WORLD SCIENCE REPORT 1993 Publisher: UNESCO Price: Not mentioned

 
By Rakesh Kalshian
Published: Thursday 31 March 1994

-- (Credit: Rustam vania)DEVELOPMENT, environment and science could be said to be the troika driving modern progress. But while the United Nations has been offering the "big picture" on the first two through its annual world reports, science and technology (S&T) has been conspicuous by its absence.

Now, with the recent release of the first ever World Science Report by UNESCO, one can have a more complete world-view. The report, slated to be a biennial affair, could also be seen as an inexpensive reincarnation of Impact, UNESCO's monthly journal on global S&T that died about three years ago for lack of funds.

But, unlike the much popular Impact, this one reads like a lot of platitude: one doesn't, for instance, need to be reminded of the hegemony of the industrialised world in the field of S&T or of the brain drain from developing countries.
Tuned to the market The report, however, makes one startling revelation. The newly industrialised countries (NICs) of Asia, including Korea, Taiwan and Singapore, have become role models - not only for developing countries but also for developed nations like Australia and New Zealand - in the innovative use of S&T to achieve economic prosperity. The key to the success of the NIC model lies in linking S&T policies to factors like international market demand, foreign technology and foreign investment.
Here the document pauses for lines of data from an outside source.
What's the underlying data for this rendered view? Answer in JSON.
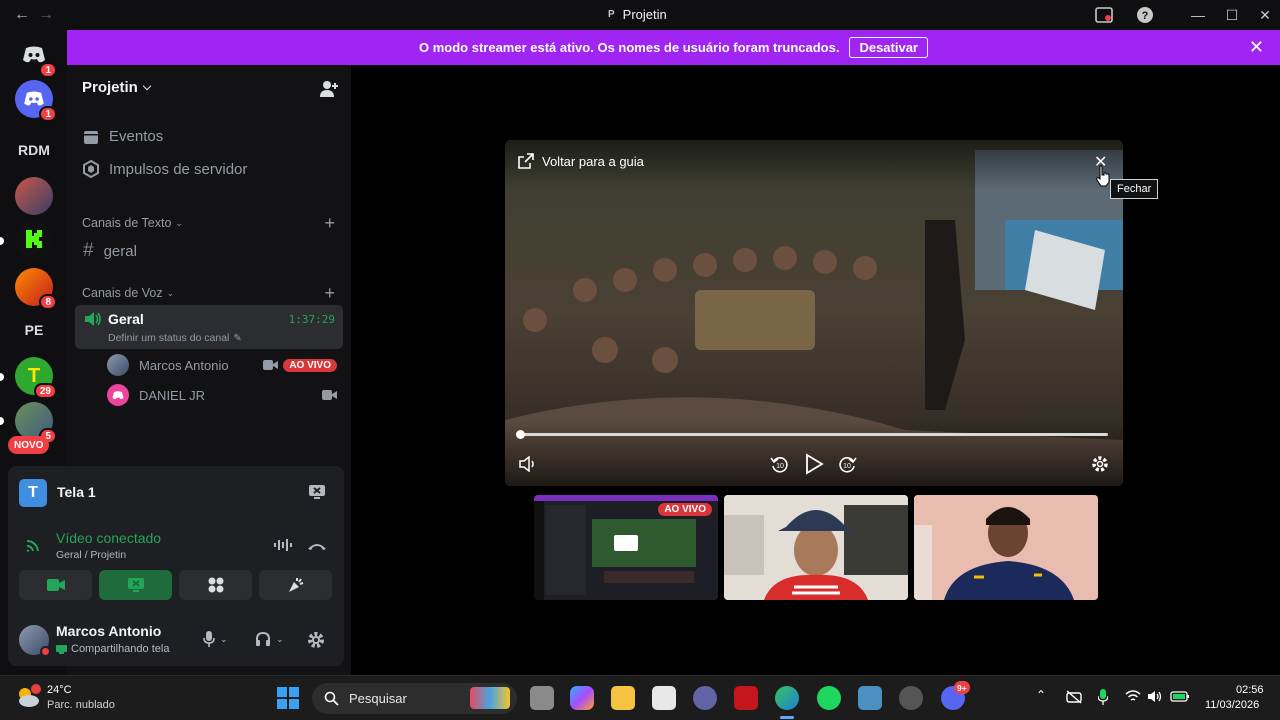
{
  "window": {
    "title": "Projetin",
    "icon_letter": "P"
  },
  "banner": {
    "message": "O modo streamer está ativo. Os nomes de usuário foram truncados.",
    "button_label": "Desativar"
  },
  "rail": {
    "items": [
      {
        "label": "",
        "badge": "1"
      },
      {
        "label": "",
        "badge": "1"
      },
      {
        "label": "RDM",
        "badge": ""
      },
      {
        "label": "",
        "badge": ""
      },
      {
        "label": "",
        "badge": ""
      },
      {
        "label": "",
        "badge": "8"
      },
      {
        "label": "PE",
        "badge": ""
      },
      {
        "label": "",
        "badge": "29"
      },
      {
        "label": "",
        "badge": "5"
      }
    ],
    "new_label": "NOVO"
  },
  "sidebar": {
    "server_name": "Projetin",
    "events_label": "Eventos",
    "boosts_label": "Impulsos de servidor",
    "text_category": "Canais de Texto",
    "text_channel": "geral",
    "voice_category": "Canais de Voz",
    "voice_channel": {
      "name": "Geral",
      "timer": "1:37:29",
      "status_placeholder": "Definir um status do canal",
      "users": [
        {
          "name": "Marcos Antonio",
          "badge": "AO VIVO"
        },
        {
          "name": "DANIEL JR",
          "badge": ""
        }
      ]
    }
  },
  "screen_panel": {
    "title": "Tela 1",
    "connection_status": "Vídeo conectado",
    "connection_location": "Geral / Projetin"
  },
  "user_panel": {
    "name": "Marcos Antonio",
    "status": "Compartilhando tela"
  },
  "player": {
    "back_label": "Voltar para a guia",
    "progress": 0.0
  },
  "tiles": [
    {
      "kind": "screen",
      "badge": "AO VIVO"
    },
    {
      "kind": "camera",
      "badge": ""
    },
    {
      "kind": "camera",
      "badge": ""
    }
  ],
  "tooltip": "Fechar",
  "taskbar": {
    "weather_temp": "24°C",
    "weather_desc": "Parc. nublado",
    "search_placeholder": "Pesquisar",
    "time": "02:56",
    "date": "11/03/2026",
    "discord_badge": "9+"
  },
  "colors": {
    "banner": "#a125f2",
    "live": "#da373c",
    "green": "#23a55a",
    "sidebar": "#121214"
  }
}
Unlike India and China, the NICs did not blindly promote indigenous S&T, believing it would automatically lead to economic growth. And the pay-offs of this wisdom were fantastic. For instance, within a single generation from 1962 to 1988, Korea's GNP increased from $2.3 billion to an astounding $160 billion.

The report points out that the NICs, despite their much smaller GNP, have overtaken both Australia and New Zealand in terms of their share of patents in Europe and the US - a useful index of a country's technological effort. But, like Japan, they publish very little of what they discover, showing just how much their S&T is industry led and kept secret. In Korea, for example, the government's share in R&D has dropped from 44 per cent in 1981 to just 16 per cent today.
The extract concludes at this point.